The Rehab Project
In 2006. I accepted an opportunity to coach at one of the nation's premier high school athletic departments in the country. Everything was dominant at Dwyer. Basketball was a perennial state power. Football was a national power. Track, Lacrosse won state titles. Heck, they even won a bowling state title.
Everything was a winner.
Everything but wrestling.
Wrestling was the school's doormat since the school had opened 17 years before I arrived. Over that time, the team had had a mere two state place-winners and 14 state qualifiers over that span. The team had a culture of losing within the school and was an open joke. My first week there I walked in on a coach in another sport teasing a team member about being gay because he wrestled.
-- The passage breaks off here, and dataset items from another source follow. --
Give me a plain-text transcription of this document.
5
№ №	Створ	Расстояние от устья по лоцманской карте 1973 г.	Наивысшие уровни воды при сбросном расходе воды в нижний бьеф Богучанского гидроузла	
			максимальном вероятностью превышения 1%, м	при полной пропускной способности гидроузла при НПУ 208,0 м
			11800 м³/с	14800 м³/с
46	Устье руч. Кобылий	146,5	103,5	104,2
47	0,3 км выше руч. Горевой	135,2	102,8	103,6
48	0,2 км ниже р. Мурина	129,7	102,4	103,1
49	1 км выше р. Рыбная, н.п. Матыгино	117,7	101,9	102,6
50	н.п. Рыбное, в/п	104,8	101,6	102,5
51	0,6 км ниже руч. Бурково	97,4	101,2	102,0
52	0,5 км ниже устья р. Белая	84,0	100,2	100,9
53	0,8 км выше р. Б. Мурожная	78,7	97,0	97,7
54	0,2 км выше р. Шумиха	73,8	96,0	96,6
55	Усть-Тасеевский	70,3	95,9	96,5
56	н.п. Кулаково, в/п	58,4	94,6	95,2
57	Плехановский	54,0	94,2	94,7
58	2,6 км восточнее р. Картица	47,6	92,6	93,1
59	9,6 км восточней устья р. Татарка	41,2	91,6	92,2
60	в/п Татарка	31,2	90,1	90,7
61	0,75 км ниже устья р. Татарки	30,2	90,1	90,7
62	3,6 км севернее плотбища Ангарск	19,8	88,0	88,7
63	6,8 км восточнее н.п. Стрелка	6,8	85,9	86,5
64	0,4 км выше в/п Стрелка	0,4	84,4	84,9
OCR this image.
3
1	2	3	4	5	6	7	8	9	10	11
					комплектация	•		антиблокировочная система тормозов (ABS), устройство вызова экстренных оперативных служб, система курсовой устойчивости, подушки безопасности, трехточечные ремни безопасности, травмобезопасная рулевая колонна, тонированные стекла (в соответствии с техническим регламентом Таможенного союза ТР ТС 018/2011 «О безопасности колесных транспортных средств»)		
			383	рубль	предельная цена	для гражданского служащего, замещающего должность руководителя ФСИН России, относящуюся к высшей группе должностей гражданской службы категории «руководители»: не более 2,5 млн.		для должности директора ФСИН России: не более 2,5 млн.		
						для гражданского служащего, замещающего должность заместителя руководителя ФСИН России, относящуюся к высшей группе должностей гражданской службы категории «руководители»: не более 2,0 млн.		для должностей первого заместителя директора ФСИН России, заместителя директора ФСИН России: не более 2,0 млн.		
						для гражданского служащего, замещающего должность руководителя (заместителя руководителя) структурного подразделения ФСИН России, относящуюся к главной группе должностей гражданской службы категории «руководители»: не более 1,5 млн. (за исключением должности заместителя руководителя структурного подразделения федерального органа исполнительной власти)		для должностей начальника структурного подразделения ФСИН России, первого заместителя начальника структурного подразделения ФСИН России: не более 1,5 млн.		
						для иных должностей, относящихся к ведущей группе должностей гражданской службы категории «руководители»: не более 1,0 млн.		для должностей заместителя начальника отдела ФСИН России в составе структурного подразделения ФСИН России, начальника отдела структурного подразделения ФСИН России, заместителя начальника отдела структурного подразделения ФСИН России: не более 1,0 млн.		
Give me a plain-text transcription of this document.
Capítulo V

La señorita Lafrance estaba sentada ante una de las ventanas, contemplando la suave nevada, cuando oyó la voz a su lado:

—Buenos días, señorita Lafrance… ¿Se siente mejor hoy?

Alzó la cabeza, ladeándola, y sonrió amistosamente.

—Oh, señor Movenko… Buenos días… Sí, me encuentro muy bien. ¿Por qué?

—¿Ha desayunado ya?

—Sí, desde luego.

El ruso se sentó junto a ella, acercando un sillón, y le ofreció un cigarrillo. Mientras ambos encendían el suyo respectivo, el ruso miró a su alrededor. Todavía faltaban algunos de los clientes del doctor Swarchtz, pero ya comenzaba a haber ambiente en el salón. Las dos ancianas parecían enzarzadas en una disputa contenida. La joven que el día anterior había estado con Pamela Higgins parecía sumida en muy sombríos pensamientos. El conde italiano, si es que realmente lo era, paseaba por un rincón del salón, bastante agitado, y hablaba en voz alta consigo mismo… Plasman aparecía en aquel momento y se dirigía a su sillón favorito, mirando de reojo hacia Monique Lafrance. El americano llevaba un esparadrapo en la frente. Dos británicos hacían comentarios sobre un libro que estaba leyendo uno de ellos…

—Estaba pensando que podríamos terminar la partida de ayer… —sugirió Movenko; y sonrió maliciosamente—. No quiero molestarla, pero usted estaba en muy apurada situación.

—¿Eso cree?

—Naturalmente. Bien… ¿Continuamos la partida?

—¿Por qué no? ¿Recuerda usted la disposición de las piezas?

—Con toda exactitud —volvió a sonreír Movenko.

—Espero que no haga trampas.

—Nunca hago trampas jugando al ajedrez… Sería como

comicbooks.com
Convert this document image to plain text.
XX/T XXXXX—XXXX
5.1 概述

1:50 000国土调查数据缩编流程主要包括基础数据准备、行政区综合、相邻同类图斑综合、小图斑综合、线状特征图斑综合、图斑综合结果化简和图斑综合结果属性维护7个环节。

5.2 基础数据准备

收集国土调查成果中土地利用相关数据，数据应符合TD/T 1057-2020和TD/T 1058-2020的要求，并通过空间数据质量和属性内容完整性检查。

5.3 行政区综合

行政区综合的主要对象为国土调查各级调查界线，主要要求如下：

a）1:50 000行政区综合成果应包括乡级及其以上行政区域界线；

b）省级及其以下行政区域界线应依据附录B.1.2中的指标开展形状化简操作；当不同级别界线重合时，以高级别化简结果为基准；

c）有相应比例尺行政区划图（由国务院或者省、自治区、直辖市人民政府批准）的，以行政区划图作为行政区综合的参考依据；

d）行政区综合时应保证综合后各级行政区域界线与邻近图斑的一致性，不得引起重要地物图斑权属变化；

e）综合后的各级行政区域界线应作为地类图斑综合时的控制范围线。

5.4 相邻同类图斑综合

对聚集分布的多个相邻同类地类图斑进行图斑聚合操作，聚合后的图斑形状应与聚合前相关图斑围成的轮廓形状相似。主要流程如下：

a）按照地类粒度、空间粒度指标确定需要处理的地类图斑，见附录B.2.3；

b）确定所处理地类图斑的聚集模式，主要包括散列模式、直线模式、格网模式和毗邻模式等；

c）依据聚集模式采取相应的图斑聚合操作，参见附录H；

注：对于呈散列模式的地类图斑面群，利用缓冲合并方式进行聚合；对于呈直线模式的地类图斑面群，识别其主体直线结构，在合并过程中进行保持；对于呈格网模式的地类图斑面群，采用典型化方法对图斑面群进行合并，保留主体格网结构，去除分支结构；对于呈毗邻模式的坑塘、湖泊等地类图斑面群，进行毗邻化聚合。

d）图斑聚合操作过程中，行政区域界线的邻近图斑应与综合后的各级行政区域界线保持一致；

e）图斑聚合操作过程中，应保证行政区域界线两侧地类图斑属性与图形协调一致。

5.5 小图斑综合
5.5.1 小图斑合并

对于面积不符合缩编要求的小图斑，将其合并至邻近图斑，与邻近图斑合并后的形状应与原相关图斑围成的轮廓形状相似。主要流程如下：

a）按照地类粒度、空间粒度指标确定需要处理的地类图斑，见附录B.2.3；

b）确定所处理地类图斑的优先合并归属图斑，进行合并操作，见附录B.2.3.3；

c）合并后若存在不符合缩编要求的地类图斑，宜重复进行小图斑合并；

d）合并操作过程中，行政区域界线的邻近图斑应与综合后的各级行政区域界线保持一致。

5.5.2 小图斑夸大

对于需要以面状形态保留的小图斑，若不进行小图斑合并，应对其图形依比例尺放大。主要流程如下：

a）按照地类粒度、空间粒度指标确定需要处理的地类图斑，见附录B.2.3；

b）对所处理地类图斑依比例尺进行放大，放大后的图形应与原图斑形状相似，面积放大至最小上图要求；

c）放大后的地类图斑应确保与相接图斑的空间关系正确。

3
The situation was addressed; and it didn't happen again. I was bound and determined to change the fortunes of this team, but it was a new experience for me. I had only started programs, not taken them over. It was a vastly different experience, but we experienced very similar results.
After a woeful first year where we went 7-14 with 3 wins coming by forfeit, we changed the culture. We'd go 44-13 the next three years and rewrote the school's record book. We won the team's first ever district title; then rattled offanother one. We finished 2nd in the regional; also a first for a team that had no top ten finishes before I got there.
Indivudually, we qualified 14 state qualifiers in 4 seasons and walked away with the school's first ever finalist. We also earned 8 state medals over that time span. We had a future college all-american, professional mma fighter and 4 year starter on a D2 National Championship squad come out of the program during that time.